ダーティハリー
サンフランシスコ。屋上プールで泳ぐ女性が何者かに狙撃されるという事件が発生した。捜査にあたるのは、いつも汚い仕事をまかされることから“ダーティハリー”なる異名をつけられたハリー・キャラハン刑事。やがて“さそり”と名乗る犯人から「十万ドルを渡さなければ市民を殺し続ける」という脅迫が届いた。予告通り、次々に無差別殺人を繰り返す“さそり”だったが、ハリーと相棒のチコはついに犯人の正体に迫る……。
「アクション・ヒーロー型映画」の原型となった名作であり、また後のクリント・ イーストウッド自身の監督作品の原型ともなっていると思われる。 説明的な場面、セリフなど省略されておりシンプルな展開である。 主人公の行動を端的に描写することで、行動スタイルを表現しているが、説明がない分ダイレ クトに見る側に伝わってくる。 無駄を省いた構成で、主題である主人公の非情かつ大胆なキャラクターを浮かびあがらせている。 映画が開始されて早々に、銀行強盗の現場に居合わせたハリーを描く。 ハリーは、迷うことなく44マグナムの大きな拳銃をぶっ放す。 組織内のしきたり、ルールにとらわれることなく、自分の行動哲学に従うのだ。 相棒であるチコとの対比でもハリーの行動信条が表現される。

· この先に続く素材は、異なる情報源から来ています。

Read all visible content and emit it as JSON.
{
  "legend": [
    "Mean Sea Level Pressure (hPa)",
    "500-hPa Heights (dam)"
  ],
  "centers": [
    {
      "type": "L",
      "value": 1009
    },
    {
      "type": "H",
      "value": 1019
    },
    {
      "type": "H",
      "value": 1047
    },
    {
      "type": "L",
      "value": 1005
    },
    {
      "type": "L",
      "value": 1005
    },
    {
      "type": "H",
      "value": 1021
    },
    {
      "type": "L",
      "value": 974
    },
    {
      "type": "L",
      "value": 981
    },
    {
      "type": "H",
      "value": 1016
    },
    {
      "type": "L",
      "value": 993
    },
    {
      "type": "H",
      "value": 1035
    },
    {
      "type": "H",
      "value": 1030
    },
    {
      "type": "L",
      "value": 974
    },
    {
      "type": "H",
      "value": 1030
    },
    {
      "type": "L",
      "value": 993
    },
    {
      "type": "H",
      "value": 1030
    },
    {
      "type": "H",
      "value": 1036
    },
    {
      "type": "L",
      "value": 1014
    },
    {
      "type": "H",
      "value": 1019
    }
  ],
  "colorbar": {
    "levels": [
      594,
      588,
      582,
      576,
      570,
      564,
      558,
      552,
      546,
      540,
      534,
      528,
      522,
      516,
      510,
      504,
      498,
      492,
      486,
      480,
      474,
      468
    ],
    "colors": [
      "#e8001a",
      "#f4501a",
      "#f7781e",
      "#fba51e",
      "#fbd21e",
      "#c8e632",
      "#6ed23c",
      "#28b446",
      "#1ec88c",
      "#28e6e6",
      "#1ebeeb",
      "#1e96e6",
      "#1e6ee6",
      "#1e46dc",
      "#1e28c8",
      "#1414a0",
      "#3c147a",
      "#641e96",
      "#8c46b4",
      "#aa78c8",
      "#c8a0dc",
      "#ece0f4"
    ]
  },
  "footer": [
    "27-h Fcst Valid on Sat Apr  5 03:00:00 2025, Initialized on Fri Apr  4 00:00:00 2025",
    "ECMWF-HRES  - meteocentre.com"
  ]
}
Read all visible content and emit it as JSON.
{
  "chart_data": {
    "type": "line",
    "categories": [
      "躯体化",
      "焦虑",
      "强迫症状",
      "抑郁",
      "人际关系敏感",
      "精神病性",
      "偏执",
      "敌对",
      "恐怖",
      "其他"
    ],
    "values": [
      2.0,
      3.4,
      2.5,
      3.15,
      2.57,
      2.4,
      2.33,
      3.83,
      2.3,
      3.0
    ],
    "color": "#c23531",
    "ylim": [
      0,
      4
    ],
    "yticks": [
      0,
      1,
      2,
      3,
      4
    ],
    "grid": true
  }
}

チコはハリーに協力的であるが、捜査の中で負傷し、妻の頼みで警察を辞め、教師へと転職してしまう。 常識的な相棒を配することでハリーの規格外のキャラクターを浮きだたせている。 1971年の作品であり、1930年生まれのクリント・イーストウッドは40歳くらい。 ドン・シーゲル監督とタッグを組んでの制作であるが、後の監督作品にも影響を与えているだろう。 無駄がなく削ぎ落された武骨なストーリーの美学が見てとれる。